Otherwise a great book. Lots of material
I give this a 4 out of 5 due to the errors I found in the book (minor, mostly in the exaple problems). In addition to vague number scheming in functions or algorithms for for solving functions.Otherwise a great book. Lots of material.
V**I
typos!
many typos
W**E
poor choice of font; obsolete software references
The material is all mostly valid, and the topics presented are treated in a sophisticated manner. This is not meant as an elementary text in numerical analysis.One unfortunate distraction, that appears on every page, is the obsolete font. By comparison with fonts in more recently written texts, including those books by the same publisher, the printed text of this book appears smudged. Despite the author's claim in the preface to the second edition, it is not true that "all sections have been rewritten". But maths books are notoriously expensive to retype, because of the intricate equations that appear.
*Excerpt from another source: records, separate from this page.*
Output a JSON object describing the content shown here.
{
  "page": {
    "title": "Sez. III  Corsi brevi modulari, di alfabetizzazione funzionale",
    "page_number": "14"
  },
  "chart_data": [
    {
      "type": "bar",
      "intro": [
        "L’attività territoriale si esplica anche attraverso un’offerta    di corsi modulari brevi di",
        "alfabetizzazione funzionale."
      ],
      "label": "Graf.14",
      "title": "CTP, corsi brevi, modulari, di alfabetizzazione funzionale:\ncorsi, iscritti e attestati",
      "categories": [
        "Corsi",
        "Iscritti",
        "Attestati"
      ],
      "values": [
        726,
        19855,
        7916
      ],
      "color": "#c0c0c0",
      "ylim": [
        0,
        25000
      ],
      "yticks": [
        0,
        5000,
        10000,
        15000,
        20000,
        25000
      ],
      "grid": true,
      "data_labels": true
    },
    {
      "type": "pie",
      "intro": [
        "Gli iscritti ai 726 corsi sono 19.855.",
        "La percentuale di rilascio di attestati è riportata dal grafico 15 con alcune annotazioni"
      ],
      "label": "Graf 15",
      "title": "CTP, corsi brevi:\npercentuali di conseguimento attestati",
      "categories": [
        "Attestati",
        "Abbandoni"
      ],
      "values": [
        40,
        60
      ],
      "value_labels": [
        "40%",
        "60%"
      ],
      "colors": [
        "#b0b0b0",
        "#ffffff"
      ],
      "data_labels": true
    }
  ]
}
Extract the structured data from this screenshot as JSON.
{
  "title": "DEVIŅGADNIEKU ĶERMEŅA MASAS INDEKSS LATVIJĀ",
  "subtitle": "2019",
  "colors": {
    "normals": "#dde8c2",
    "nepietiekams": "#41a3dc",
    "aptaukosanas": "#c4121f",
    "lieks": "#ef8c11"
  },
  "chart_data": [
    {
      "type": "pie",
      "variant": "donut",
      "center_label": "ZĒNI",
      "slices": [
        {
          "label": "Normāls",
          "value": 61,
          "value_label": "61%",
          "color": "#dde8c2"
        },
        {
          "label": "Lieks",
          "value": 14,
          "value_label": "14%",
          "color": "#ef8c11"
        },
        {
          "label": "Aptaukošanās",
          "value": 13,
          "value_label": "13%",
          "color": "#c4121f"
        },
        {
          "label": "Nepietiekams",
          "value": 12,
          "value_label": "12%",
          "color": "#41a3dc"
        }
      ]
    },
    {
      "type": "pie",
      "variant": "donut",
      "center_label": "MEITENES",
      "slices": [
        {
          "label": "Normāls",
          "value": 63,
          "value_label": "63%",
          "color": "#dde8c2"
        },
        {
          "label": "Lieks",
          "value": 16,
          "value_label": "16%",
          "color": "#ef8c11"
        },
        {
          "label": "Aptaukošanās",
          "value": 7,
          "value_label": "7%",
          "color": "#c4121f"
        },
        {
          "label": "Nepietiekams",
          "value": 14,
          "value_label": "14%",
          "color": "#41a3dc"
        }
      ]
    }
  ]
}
I suspect what happened here is that the publisher largely went the easy route of re-using the older camera-ready files.Another backwardness is the reference in the above mentioned preface, written in 1987, to software packages by IMSL and NAG. These certainly still exist. But by now, packages by Mathematica, Maple and Matlab are more prevalent, at least for undergraduate students. Though for readers experienced in this subject or in programming, they should be able to write code implementing the algorithms.
A**R
Excellent introduction to numerical analysis
Out of some 7 or 8 numerical analysis texts from which I have learned or taught, this is easily the best. Its organization is standard, its exposition is excellent, it is comprehensive in its coverage of introductory topics, it has a very good bibliography, and its problems are very good. It is a good introduction for graduate students; it is a little advanced for most undergraduates, though strong undergraduates would benefit from its use. No computer coding is supplied though coding from the book's explanations is straightforward.